Thursday, October 7, 2010

Slightly Manhattan Clam Chowder

I promised another recipe tonight, didn't I?  Well, although rehearsal for Arabian Nights went on till eleven, here I sit, flopped on the couch after being unable to contemplate an evening without cooking and therefore wandering into the kitchen and blissfully giving up sleep.

Seriously.  It's kind of embarrassing.  I get a weird kick out of chopping fennel and julienning basil.  I stand in the kitchen for an hour as the boyfriend patiently waits for dinner, shouting back "Yes, I heard that!" as he watches the latest recorded Jon Stewart or Community, and keeps hoping I'm laughing at the latest jokes.  Instead of, you know, doing a quick sauté of vegetables and snuggling up to him and to the cat.  (Oh, priorities.  But y'all, cooking is addictive.)  My mother and I have a very closely knit relationship over food:  on her last visit, we spent a morning on the balcony eating fruit spring rolls with mint and honey while relettering my spice jars to showcase her calligraphy skills.

By the way, I feel like I should explain the label pictured above.  The words "Crushed Red Peppers" are very difficult to translate into calligraphy.  I suggested "Crushed Slightly Orange Peppers", which looked much prettier.  It does make sense.  I swear.

But!  Here we go.  I do realize that the only relation this has to Manhattan clam chowder is the tomatoes, but this is called creativity.  And it worked.  And it's Natalia-Rose detox-friendly:  flesh-based.

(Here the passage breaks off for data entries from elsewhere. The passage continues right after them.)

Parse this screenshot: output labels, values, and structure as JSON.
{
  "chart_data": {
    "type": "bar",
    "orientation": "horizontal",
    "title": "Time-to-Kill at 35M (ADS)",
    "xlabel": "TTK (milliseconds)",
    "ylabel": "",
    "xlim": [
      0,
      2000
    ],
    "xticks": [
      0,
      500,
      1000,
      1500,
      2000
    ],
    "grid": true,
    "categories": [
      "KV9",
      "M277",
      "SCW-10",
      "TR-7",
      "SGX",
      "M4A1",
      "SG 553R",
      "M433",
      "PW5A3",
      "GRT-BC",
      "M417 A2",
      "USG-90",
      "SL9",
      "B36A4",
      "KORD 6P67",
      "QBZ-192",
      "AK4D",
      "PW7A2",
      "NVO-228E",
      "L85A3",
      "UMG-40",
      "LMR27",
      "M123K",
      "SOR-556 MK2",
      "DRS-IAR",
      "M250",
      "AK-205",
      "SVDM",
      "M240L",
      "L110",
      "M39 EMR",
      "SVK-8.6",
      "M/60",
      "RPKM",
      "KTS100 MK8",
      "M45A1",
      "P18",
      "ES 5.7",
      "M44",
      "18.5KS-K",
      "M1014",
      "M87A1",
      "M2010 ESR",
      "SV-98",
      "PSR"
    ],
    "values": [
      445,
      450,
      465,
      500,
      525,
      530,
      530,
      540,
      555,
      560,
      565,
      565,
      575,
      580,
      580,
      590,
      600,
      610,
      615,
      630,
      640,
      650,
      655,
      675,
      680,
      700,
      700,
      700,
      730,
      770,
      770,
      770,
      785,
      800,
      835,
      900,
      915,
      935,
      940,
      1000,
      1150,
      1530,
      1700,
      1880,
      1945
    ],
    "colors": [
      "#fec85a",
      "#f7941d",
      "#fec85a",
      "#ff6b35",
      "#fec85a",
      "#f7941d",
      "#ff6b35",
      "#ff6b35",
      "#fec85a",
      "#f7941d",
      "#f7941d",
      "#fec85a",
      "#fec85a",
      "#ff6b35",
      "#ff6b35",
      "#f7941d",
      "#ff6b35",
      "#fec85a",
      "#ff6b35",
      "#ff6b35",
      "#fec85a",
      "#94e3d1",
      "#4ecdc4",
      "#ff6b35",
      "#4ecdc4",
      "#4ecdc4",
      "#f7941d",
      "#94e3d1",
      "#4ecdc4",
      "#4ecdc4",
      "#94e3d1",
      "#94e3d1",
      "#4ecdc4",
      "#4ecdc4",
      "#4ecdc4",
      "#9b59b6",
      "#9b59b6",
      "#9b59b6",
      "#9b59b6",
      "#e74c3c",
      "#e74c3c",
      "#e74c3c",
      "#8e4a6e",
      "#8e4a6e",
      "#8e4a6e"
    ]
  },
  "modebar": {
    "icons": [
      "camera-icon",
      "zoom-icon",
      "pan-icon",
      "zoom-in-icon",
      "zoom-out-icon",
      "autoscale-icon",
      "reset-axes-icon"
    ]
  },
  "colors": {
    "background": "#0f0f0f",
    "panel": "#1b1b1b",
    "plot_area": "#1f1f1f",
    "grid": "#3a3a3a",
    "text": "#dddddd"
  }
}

Slightly Manhattan Clam Chowder
Serves 4-8 or 1 for two days

1 onion, minced
2 carrots, diced
1/2 large bulb or 1 small bulb fennel, diced
2 cloves garlic, pressed or minced
4 15-oz cans diced tomatoes, unseasoned (since you don't usually make soup when great tomatoes are in season)
2 cans clams with liquor (or about 18 scrubbed fresh clams; steam them for about 8-10 minutes in a covered pot instead of the 3-4 minutes at the end of step 3.)
1 cup dry white wine
2 cups vegetable broth
1 heaping tbsp tomato paste
2 tbsp Herbes de Provence
1 tsp crushed red pepper flakes
1 bay leaf
1 lemon or lime (preferably lemon, but I've got to use up a whole bag of limes!)
Extra virgin olive oil
Salt and pepper, to taste
Fennel fronds or torn basil leaves, to garnish

1.  Drizzle your largest pot with about a tablespoon of olive oil and turn heat to medium high.  When the oil sputters when you sprinkle it with drops of water, add the onions and some salt and pepper.  Sweat the onions until they turn translucent.

2.  Add the diced carrots, fennel, and garlic, toss, and season with more salt and pepper.  Sweat for a few minutes, then add the diced tomatoes in their juice.  Season with a little more salt and pepper*.  Bring to a slow boil.

3.  Add the clam liquor**, dry white wine, herbes de Provence, red pepper flakes, and the tomato paste, stir, and simmer for about 3-4 minutes.  If you like, you can add about half the mixture to a blender to make a soup with a slightly thicker texture; it makes for a slightly creamy-looking soup without actual cream...

4.  Add the vegetable broth, the lemon or lime juice, and the bay leaf.   Bring to a slow boil and then turn the heat down to low; simmer for 15 minutes.  Add in the clams and simmer for 5 minutes more, then serve, garnished with some fennel fronds or julienned basil leaves.  Also possibly a bit of cracked pepper.  Enjoy!

This soup, too, gets better the longer you allow the flavors to marry.

*The reason for the continual seasoning with salt and pepper is that each ingredient absorbs the seasoning as it cooks, thus giving you more flavor if you add salt and pepper gradually versus adding all at once at the end.
**Not the canned clams, not yet; just open the can almost all the way and keep the lid on to let only the liquor pour out while the clams stay inside.  They will get tough if you add them too soon.

The soup kick will be over soon, I feel.  And it's still warm enough for some truly out-of-this-world guacamole...

Mmmm.  I think I have to go shopping for avocados now.